L'article 38 du code de déontologie revu.
Sans parler d'une explosion de la judiciarisation de la relation médecin-malade, le Pr Jacques Rolland constate qu' « il y a un peu plus d'actions en justice, globalement ». Mais l'affaire Nicolas « est un cas d'école » et devrait le rester, d'autant que le code de déontologie apporte une réponse ad hoc à la question des traitements compassionnels. « En toute circonstance, le médecin doit s'efforcer de soulager les souffrances de son malade, l'assister moralement et éviter toute obstination déraisonnable dans les investigations ou la thérapeutiques », rapporte le responsable ordinal en citant l'article 37.
Ainsi, insiste-t-il, « l'opération du jeune Nicolas ne peut se comprendre que comme faisant partie du devoir du médecin. Elle est en conformité avec les principes éthiques et la déontologie. Le praticien doit satisfaire à toute situation où il peut améliorer le confort de vie de ses patients ».
Me Emmanuel Ludot, avocat de la famille de Nicolas, ne déposera pas plainte contre X pour non-assistance à personne en danger, comme cela avait été envisagé au cas où.

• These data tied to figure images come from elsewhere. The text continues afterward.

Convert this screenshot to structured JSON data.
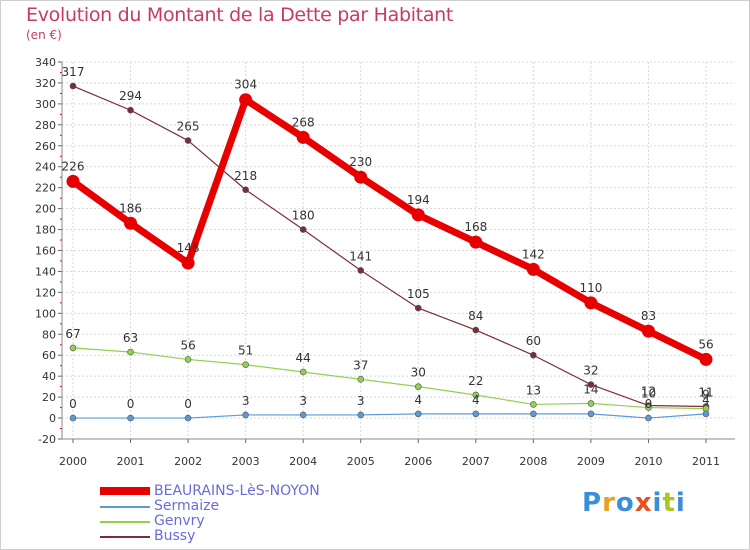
{
  "chart_data": {
    "type": "line",
    "title": "Evolution du Montant de la Dette par Habitant",
    "subtitle": "(en €)",
    "xlabel": "",
    "ylabel": "",
    "x": [
      "2000",
      "2001",
      "2002",
      "2003",
      "2004",
      "2005",
      "2006",
      "2007",
      "2008",
      "2009",
      "2010",
      "2011"
    ],
    "ylim": [
      -20,
      340
    ],
    "yticks": [
      -20,
      0,
      20,
      40,
      60,
      80,
      100,
      120,
      140,
      160,
      180,
      200,
      220,
      240,
      260,
      280,
      300,
      320,
      340
    ],
    "grid": true,
    "legend_position": "bottom-left",
    "series": [
      {
        "name": "BEAURAINS-LèS-NOYON",
        "color": "#e80000",
        "values": [
          226,
          186,
          148,
          304,
          268,
          230,
          194,
          168,
          142,
          110,
          83,
          56
        ],
        "labels": [
          "226",
          "186",
          "148",
          "304",
          "268",
          "230",
          "194",
          "168",
          "142",
          "110",
          "83",
          "56"
        ]
      },
      {
        "name": "Sermaize",
        "color": "#5b9bd5",
        "values": [
          0,
          0,
          0,
          3,
          3,
          3,
          4,
          4,
          4,
          4,
          0,
          4
        ],
        "labels": [
          "0",
          "0",
          "0",
          "3",
          "3",
          "3",
          "4",
          "4",
          "",
          "",
          "0",
          "4"
        ]
      },
      {
        "name": "Genvry",
        "color": "#92d050",
        "values": [
          67,
          63,
          56,
          51,
          44,
          37,
          30,
          22,
          13,
          14,
          10,
          9
        ],
        "labels": [
          "67",
          "63",
          "56",
          "51",
          "44",
          "37",
          "30",
          "22",
          "13",
          "14",
          "10",
          "9"
        ]
      },
      {
        "name": "Bussy",
        "color": "#7b2d3a",
        "values": [
          317,
          294,
          265,
          218,
          180,
          141,
          105,
          84,
          60,
          32,
          12,
          11
        ],
        "labels": [
          "317",
          "294",
          "265",
          "218",
          "180",
          "141",
          "105",
          "84",
          "60",
          "32",
          "12",
          "11"
        ]
      }
    ]
  },
  "logo": {
    "letters": [
      "P",
      "r",
      "o",
      "x",
      "i",
      "t",
      "i"
    ],
    "colors": [
      "#3a8fd8",
      "#e8a020",
      "#3a8fd8",
      "#e85020",
      "#3a8fd8",
      "#a8c820",
      "#3a8fd8"
    ]
  }
}
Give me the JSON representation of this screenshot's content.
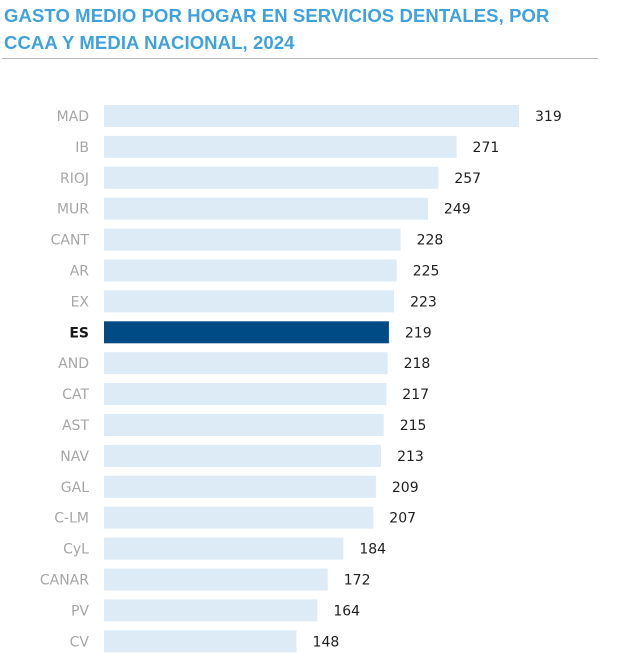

Pour le philosophe Emmanuel Hirsch, il est opportun, malgré tout, de porter une réflexion sur les radiothérapies, chimiothérapies et autres traitements de nature compassionnelle. « Au nom de quoi justifier une intervention compassionnelle, y compris lorsqu'il existe un risque d'abréger la vie, dès lors qu'il y a des douleurs inacceptables et indignes, et au nom de quoi la refuser ? » demande le professeur d'éthique à Paris-Sud. Il souligne la réserve déontologique dont est porteur l'article 37 (« éviter toute obstination déraisonnable dans les investigations ou la thérapeutique »). Cette interrogation est d'autant plus justifiée qu' « on se trouve dans l'éthique du moindre mal ». Dans l'affaire Nicolas, « les divergences entre les équipes médicales ont témoigné d'un vide » déontologique. « Les médecins attendent des réponses », estiment Emmanuel Hirsch, et elles devraient leur être fournies avec les futurs décrets d'application de la loi sur la fin de vie du 22 mars 2005, porteurs notamment d'une réforme attendue de l'article 38 du code de déontologie, dont la copie est déjà prête. En attendant, cet article prévoit que « le médecin doit accompagner le mourant jusqu'à ses derniers moments, assurer par des soins et mesures appropriés la qualité d'une vie qui prend fin, sauvegarder la dignité du malade et réconforter son entourage. Il n'a pas le droit de provoquer délibérément la mort ».